To think, all I wanted to buy was one book. Just one. And not even some special artsy-fartsy coffee table glossy extravaganza of a book. It was simply one of those "Best of 2006" writing anthology deals - the "Nonrequired Reading " one edited by Dave Eggers.
I went to one local bookstore where I had seen a copy of it a few days before. I came across the article Michael Lewis wrote for the New York Times on Katrina in the book, and decided to pick up the book when I was more in the mood (since, as I wrote previously, I have sworn off Katrina lit for the time being). The first bookstore didn't have it, so after I did a couple of other things, I went to this store instead and came across the book there.

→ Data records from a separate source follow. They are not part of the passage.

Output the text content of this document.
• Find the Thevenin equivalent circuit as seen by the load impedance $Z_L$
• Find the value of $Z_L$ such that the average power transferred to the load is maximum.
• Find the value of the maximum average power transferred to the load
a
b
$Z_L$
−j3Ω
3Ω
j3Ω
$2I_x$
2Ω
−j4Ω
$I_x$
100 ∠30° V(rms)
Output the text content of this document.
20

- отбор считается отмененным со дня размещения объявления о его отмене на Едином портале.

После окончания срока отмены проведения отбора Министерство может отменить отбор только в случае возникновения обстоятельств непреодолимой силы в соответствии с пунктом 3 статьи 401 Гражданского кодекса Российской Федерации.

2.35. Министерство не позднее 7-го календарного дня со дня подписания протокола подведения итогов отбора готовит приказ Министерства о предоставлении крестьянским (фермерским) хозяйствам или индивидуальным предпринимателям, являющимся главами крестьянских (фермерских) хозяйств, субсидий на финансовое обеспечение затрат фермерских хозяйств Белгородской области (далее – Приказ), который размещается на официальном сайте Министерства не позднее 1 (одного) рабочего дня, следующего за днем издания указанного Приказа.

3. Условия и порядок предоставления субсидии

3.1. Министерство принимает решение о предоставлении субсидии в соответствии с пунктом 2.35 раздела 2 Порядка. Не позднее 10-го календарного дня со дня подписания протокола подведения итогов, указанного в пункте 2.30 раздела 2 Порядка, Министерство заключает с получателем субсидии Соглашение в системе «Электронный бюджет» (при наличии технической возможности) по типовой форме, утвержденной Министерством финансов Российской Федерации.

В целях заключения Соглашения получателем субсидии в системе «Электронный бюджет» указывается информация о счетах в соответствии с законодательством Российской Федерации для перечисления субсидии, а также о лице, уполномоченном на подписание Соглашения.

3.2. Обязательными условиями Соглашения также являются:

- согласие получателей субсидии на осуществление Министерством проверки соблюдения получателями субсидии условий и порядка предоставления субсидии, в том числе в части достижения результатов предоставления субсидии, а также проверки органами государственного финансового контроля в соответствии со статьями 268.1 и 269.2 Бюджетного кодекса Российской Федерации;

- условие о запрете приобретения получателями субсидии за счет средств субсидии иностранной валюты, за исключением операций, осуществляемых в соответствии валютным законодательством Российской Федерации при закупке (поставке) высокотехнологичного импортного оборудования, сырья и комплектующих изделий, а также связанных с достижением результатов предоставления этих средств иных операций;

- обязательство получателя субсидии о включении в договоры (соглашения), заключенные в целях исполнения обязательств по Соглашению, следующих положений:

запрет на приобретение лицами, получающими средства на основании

The trouble with me and any bookstore or library, however, is that I still have to browse, even if I find exactly what I'm looking for. I traipsed around in the shop and spied a photography book by Robert Polidori, entitled Metropolis, and I was captivated. The lighting and some of the juxtapositions of old and new structures in some of the pictures was striking. Partway through looking at the book, I realized I was in the way of an employee's setting up a display of signed copies of Polidori's latest book.
And that is when I got sucked back into grief. And more than a touch of anger. And remembrance.
Polidori's new one, After The Flood, needs to be sent to every politician on the planet. It is an overwhelming book, and not just because of its physical size (nearly 13" x 17" and approx. 11 pounds in weight). Polidori took pictures of everything, it seems. He went into loads of flooded houses armed with nothing but an SLR camera and ISO 32 film. He manually controlled the opening and closing of the camera's shutter, counting in French as he did so. What he captured on film captured my devastation at seeing a ruined Lakeview house my first day back in New Orleans. Except Polidori's camera eye didn't flinch. The book goes on. And on. And on.
I couldn't stop looking. I couldn't stop talking with the bookstore employee about the stuff we'd all been through. I held back tears - a major effort on my part. One of the bookstore owners walked by wanting to get the price on a small folio of Polidori's earlier work, a series of photos the man had made of Chernobyl in the present day. That's when I made it a point to pay for the book I came for and get the hell out of the store.
The employee had told me that Polidori had talked of the difference between photographing Chernobyl and post-levee breach New Orleans: Chernobyl was more of a company town, whereas New Orleans has a soul, one that got seriously hurt through what happened. Polidori's next assignment is supposedly in Beirut or thereabouts. The man is reluctant to go after all he has seen here in this city. He has enough pictures to fill two more books of the same length and size as After The Flood.
If he ever decides to compile those, I will have to avoid them like the plague. As it is, I will probably avoid the Michael Lewis essay for a while, though it is much lighter in tone and is not illustrated in any way in the anthology.
My son already has "FEMA trailer" in his lexicon. I don't need this honking big book of nothing but tragedy and pain sitting where he can take it in, or where I can take it in. It costs too damn much - and I don't just mean monetarily. Most neighborhoods here still look like Polidori's pictures, and people here are paying every day in money and blood for their homes to emerge from the mud, the mold, and the wind damage.
Take my advice. Don't spend the money on this book - unless you buy it from a Gulf Coast independent bookstore and send it to your Congressional representative or Senator. Or to the head of insurance companies such as Allstate.
They are the ones who need to be reminded the most of what has happened and is still happening around here.
1 comment:
Wow, good writing on your part. So sorry for what you are going through. This was an interesting read.